I don't understand how a printer would suck ink when it is not in use, so your question is unclear to me. Do you mean that if the printer is not used for quite a long time and you start it up how much ink does it use to ensure the nozzles are clear? If that is the question we don't know the answer, because Canon has not developed the accounting tool in a manner that accounts for ink consumed for maintenance; it is a nice framework for accounting ink laid on paper for prints. Some have tried to estimate maintenance usage by weighing the maintenance tank after and just before a printing session, but how reliable this is I don't know.
Title: Re: Printer Decision
Post by: sabin on February 19, 2017, 05:51:59 pm
I'm also interested to know how to minimize maintenance ink waste on the pro 1000. Mark, do you have any recommendations?

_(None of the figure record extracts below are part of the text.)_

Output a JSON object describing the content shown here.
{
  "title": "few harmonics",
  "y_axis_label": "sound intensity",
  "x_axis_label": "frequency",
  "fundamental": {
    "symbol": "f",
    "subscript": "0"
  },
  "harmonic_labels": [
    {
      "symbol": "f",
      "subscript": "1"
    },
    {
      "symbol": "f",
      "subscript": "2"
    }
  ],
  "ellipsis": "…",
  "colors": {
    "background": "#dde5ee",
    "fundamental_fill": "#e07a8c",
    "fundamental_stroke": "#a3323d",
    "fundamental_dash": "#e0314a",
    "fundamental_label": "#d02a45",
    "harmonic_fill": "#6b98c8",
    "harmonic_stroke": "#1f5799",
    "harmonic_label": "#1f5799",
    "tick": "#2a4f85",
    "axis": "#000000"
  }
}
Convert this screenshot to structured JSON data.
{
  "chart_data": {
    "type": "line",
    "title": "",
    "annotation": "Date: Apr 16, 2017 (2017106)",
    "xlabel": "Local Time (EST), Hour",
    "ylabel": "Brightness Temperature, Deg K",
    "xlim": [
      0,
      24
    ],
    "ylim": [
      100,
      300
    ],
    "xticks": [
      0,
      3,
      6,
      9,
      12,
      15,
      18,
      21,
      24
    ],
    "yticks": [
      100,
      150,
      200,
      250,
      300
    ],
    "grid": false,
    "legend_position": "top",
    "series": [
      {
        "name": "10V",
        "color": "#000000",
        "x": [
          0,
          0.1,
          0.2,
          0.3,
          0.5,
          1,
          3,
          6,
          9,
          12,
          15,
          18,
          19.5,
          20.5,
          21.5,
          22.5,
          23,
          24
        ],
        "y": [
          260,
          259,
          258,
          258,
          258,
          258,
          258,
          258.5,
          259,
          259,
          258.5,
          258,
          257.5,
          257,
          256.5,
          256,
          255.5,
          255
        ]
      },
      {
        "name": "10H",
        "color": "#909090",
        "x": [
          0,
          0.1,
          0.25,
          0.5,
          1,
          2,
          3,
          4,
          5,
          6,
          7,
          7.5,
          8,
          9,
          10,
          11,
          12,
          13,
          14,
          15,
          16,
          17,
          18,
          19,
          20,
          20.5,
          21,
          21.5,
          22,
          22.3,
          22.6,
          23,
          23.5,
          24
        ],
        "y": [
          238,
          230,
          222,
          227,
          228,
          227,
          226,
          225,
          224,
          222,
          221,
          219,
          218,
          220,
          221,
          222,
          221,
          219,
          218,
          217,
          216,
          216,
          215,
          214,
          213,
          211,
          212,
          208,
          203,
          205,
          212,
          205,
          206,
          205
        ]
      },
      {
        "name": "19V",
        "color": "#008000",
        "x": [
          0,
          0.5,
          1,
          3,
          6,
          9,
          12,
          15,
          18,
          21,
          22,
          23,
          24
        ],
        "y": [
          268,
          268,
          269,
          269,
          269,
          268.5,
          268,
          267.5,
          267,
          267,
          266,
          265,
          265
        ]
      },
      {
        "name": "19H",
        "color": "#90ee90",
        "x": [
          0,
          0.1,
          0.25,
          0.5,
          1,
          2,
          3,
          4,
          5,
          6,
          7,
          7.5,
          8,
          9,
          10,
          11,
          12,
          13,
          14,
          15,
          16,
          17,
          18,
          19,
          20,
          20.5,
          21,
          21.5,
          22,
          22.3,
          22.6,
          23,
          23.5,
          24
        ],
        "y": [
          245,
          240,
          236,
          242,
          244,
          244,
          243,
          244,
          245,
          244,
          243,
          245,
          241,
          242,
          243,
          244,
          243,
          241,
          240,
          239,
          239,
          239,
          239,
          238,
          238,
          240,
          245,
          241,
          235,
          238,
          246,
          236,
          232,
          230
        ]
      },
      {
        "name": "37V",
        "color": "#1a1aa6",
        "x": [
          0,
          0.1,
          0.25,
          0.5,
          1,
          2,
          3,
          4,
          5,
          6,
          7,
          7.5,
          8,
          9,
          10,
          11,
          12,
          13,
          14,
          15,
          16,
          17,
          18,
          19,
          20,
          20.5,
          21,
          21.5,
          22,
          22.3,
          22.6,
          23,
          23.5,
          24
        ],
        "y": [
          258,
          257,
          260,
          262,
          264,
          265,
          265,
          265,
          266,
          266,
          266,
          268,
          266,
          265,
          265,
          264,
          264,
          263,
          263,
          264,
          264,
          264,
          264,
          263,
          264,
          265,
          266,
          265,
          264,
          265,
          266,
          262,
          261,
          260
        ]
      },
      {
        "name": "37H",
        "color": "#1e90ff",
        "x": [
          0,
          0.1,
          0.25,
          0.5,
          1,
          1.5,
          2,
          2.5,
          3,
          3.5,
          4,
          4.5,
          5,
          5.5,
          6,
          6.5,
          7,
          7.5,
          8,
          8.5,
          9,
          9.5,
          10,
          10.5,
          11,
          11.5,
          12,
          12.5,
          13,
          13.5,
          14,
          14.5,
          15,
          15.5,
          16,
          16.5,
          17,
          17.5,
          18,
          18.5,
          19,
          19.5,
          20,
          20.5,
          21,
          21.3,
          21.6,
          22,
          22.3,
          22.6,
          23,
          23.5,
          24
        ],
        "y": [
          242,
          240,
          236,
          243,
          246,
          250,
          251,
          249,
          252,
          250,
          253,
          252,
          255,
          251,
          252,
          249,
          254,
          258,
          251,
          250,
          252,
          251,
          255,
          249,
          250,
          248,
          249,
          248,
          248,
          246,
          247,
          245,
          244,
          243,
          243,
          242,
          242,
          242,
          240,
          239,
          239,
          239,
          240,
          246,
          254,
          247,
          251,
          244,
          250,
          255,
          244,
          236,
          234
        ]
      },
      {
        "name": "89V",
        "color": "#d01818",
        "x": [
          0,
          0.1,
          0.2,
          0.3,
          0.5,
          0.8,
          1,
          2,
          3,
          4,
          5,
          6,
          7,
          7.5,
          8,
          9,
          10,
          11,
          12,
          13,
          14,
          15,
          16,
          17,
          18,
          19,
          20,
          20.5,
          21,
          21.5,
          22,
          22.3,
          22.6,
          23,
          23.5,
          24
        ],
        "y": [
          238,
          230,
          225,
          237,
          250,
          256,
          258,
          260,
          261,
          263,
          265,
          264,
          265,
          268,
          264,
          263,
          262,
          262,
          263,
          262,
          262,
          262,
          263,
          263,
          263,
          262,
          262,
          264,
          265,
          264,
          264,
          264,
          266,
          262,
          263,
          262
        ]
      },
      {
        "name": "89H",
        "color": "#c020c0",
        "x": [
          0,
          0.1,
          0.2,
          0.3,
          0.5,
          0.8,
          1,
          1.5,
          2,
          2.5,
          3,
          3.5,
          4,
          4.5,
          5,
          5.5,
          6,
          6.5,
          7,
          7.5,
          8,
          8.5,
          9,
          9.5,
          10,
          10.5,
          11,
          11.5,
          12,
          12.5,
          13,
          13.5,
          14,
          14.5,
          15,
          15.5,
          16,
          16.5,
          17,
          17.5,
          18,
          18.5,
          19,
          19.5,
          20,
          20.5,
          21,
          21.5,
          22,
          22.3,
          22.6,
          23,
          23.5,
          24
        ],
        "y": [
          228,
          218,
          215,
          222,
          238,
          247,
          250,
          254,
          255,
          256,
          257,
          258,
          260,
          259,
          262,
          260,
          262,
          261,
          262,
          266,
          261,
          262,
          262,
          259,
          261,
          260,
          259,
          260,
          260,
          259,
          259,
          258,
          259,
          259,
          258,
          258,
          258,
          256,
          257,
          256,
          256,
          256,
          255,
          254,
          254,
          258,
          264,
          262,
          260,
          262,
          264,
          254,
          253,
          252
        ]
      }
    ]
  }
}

Can one leave the printer always on, disabling the auto power off and will this have positive effect on ink waste?
I read somewhere (sorry I do not remember where) that id the pro 1000 was left off over 45 days it will perform deep cleaning and waste 50ml of ink!
Title: Re: Printer Decision
Post by: Mark D Segal on February 19, 2017, 07:26:26 pm
I'm also interested to know how to minimize maintenance ink waste on the pro 1000. Mark, do you have any recommendations? Can one leave the printer always on, disabling the auto power off and will this have positive effect on ink waste?
I read somewhere (sorry I do not remember where) that id the pro 1000 was left off over 45 days it will perform deep cleaning and waste 50ml of ink!

As I just mentioned in another thread, as a general safety and protection measure I shut-down any machinery I'm not using even though the risk may be low. I have no idea what kind of on-off intervals would minimize use of ink for printer maintenance. Only Canon would have that knowledge.